Qualitative Results: First, we demonstrate our method on a toy problem. The data consists of synthetic videos of a single translating and rotating 3D textured cube (Fig. 2a); paired with the corresponding optical flow field. Cubes are imaged under an orthographic camera, so that the affine motion model of Sect. 3 applies to each cube face. We train a network to predict 5 segments with self-supervision from five sequences containing 99 frames each. As seen in Fig. 2a, the network learns to correctly group together the pixels in each cube face.

Fig. 2.
figure 2

Predicted regions are visualized by a colour map. (Color figure online)

Next we consider Sintel [30], containing videos from an animated 3D movie and use the affine flow model to learn a grouping of image regions. While this model offers only a loose approximation of the complex motions in these videos, informative regions can still be learned as the affine approximation is quite good for body parts and other small objects. The results obtained, on training and validation images, by the model trained using the affine flow loss on 20 training sequence from Sintel are shown in Fig. 2b, where several objects and parts are highlighted. Notice in particular that even bodies and heads are picked up despite their non-planar structure.

In the case of real world data, we have large systematic noise in automatically computed optical flow. We find that the histogram entropy loss works best in these cases. Figure 2c shows qualitative results on frames from the Youtube objects dataset [31, 32]. These were predicted by our model trained on frames extracted from YFCC100m [33] and supervised using the flow magnitude histogram entropy loss (Sect. 3).
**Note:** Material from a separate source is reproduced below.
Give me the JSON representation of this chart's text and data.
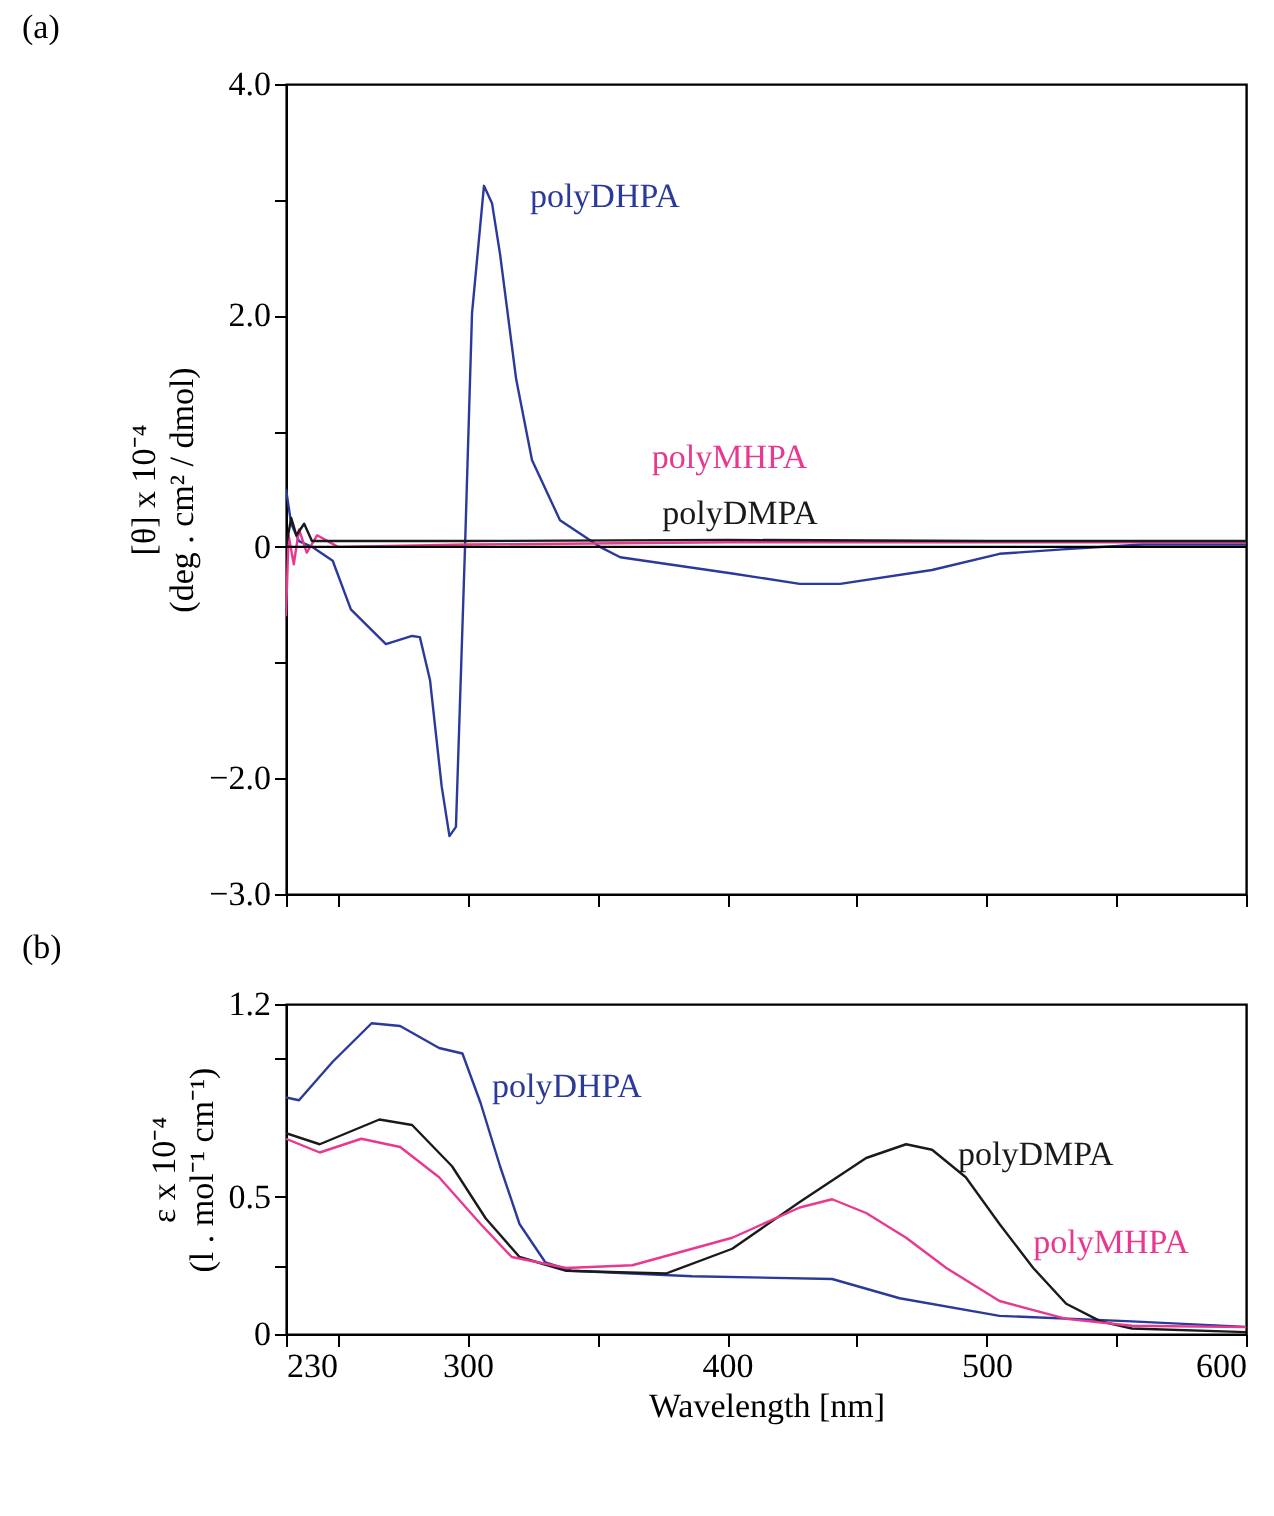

The cat boundaries align well with segments in the first column and a bird in the middle is segmented out. Also each segment caters to one spatial region. The teal coloured region is always in the middle left whereas the light green region is always in the top right corner.

Pre-training for Object Recognition: Our approach can also be used as a proxy to pre-train a generic feature extractor. These features can then be fine-tuned for other tasks such as image classification. To test this use, we follow the protocol of [34] to evaluate on Pascal VOC 2007 classification. Batch normalization moments are absorbed into convolution filters and biases before fine-tuning.

We first pre-train our S3-CNNmodel on optical flow and frames extracted from videos in the YFCC100m dataset. We use 150k videos and compute optical flow between the first and fifth frame of each using EpicFlowFootnote 1 [35] with initial matches given by FlowFields [36]. This yields a dataset of 150k frames.

Table 1. We fine-tune our model for VOC-07 classification (% mAP on test split).

Table 1 lists methods that report results on VOC-07 classification using a VGG-16 based model. We observe that our S3-CNNmodel performs better than a non pretrained VGG-16. We are competitive to state-of-the-art models for VOC-07 classification: 76.35% mAP compared to 77.2% mAP of [2] despite using only 150k pre-training pairs compared to their pretraining dataset of 3.7M images. Lastly, we trained an AlexNet model akin to that of [6] by constructing an AlexNet FCN S3-CNN. We compare with them on VOC-07 classification and obtain 57.37% mAP versus their result of 61% mAP. This is promising given that we use 150k images versus their dataset of 1.6M images.

5 Conclusions

We have presented the S3 framework, that allows supervising neural network architectures for general-purpose feature extraction using optical flow.